He publishes Legends of Guatemala (1930) about native and mestizo myths and legends. In his famous novel El señor presidente (1946) he portrays a typical Latin American dictator —as Valle Inclán also did in Tirano Banderas, García Márquez in The Autumn of the Patriarch , Roa Bastos in Yo el supremo, Alejo Carpentier in The Method Resource or Vargas Llosa in La fiesta del chivo— for which used grotesque and burlesque procedures in order to forcefully describe the brutality and social oppression exercised by dictatorial governments. He wrote the scripts for the operas Emulo Lipolidón and Birth Images for the composer José Castañeda.
Men of Corn (1949) is recognized by many as his masterpiece. In the novel, the voices and faces of opprobrium and injustice are appreciated, but in terms of crude colonial exploitation. For this, the most remarkable thing is that the author manages, in an almost supernatural way, to couple the language and rhythm of his prose to the characters he portrays, to their fantastic beliefs, their atavistic ways and customs.

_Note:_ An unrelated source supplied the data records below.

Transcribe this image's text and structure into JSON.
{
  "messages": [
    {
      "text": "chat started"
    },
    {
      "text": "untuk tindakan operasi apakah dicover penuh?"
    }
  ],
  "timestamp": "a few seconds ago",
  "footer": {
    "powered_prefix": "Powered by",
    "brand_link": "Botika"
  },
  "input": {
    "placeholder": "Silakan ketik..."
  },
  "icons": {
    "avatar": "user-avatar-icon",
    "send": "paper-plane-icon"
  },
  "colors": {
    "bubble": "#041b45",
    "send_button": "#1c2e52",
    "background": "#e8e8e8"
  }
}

Two of his main works are found along the same lines: Mulata de tal and Tres de cuatro soles, in which the author incorporates his anthropological knowledge into his novels. on Mayan mythology, masterfully relating, by appealing to a way of narrating strongly influenced by surrealism, the apparently exclusive worldviews of pre- and post-colonial Guatemala. In these works, the ancient Mayan gods unexpectedly recover their place in the contemporary world, as in Three of Four Suns, or are brutally replaced by new deities brought in and imposed by the various imperial powers. In this process, metamorphoses and changes abound, as can be seen in Mulata de tal, a book of great style, complex and wonderful. This diverse and culturally rich syncretic world survives fundamentally in the language of the poor and the exploited, a language that Asturias handles with singular skill, which allows him to show a world in one sentence and rehearse a poetics of the excluded and the oppressed. The author refuses to accept the cultural and human genocide that the colonial reality seems to impose on his people, and reaffirms the vitality of the latter, facing a literary enterprise that puts as main protagonists those victims subjected to the yoke of imperialist domination that, Despite their situation, they resist oppression, maintaining and reproducing their own identity in the most adverse conditions.
He insisted on similar themes in his following works, such as the controversial novel trilogy known as "The Banana Republic Trilogy" which is made up of: Strong Wind (1950), The Green Pope (1954) and The Eyes of the Buried (1960).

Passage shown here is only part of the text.